His submission suggests splitting them into private and public packages.
QMC would run the private services on a fee basis and a proposed “Queenstown Health Trust” contracted to the health board would provide public services free.
As the health board’s already outlined, QMC says local GPs would assess arriving hospital patients on a one-to-five triage scale – one being most serious, five least serious.
Triage one and two cases, plus some triage threes, would be treated free under the public emergency department contract, Macharg says.
But triage four and five patients, plus remaining triage threes, would be seen by GPs and pay scaled fees.
QMC fees range from $53 for an enrolled adult seen in normal hours to $110 for a non-enrolled patient after hours – a mid-point of $81.50.
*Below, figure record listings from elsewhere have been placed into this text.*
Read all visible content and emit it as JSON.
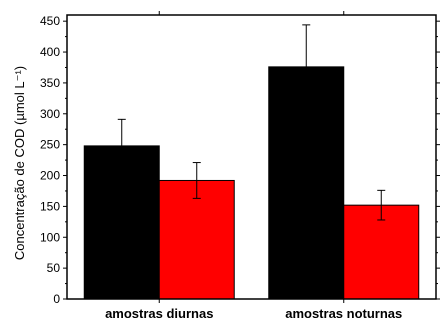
{
  "chart_data": {
    "type": "bar",
    "title": "",
    "xlabel": "",
    "ylabel": "Concentração de COD (µmol L⁻¹)",
    "ylim": [
      0,
      460
    ],
    "yticks": [
      0,
      50,
      100,
      150,
      200,
      250,
      300,
      350,
      400,
      450
    ],
    "categories": [
      "amostras diurnas",
      "amostras noturnas"
    ],
    "series": [
      {
        "color": "#000000",
        "values": [
          248,
          376
        ],
        "errors": [
          43,
          68
        ]
      },
      {
        "color": "#ff0000",
        "values": [
          192,
          152
        ],
        "errors": [
          29,
          24
        ]
      }
    ],
    "grid": false,
    "legend": "none"
  }
}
According to Macharg, about 4500 people a year are triaged three, four and five at the hospital so at $81.50 on average, QMC would charge those patients around $360,000 annually.
QMC would also run district nursing and out-patient clinics, while proposing the trust handles end-of-life/hospice and respite care.
The QMC boss takes hospital doctors and nurses to task for siding with WHT “to preserve staff positions, service divisions and entrenched practices”.
Macharg also makes a powerful pitch to the cash-strapped health board.
“The populist argument that the Queenstown public should have access to free emergency department services for all ailments is ignoring financial reality, government policy and evolving medical-care models.”
QMC’s plan would significantly reduce the required public investment in Queenstown, he says.
The health trust hasn’t agreed a hospital governance structure with QMC or anyone else, WHT frontperson Maria Cole says.
“The trust’s view is that there should be a local board of governance comprising a number of disciplines – financial, legal, clinical, human resources and possibly some others,” she adds.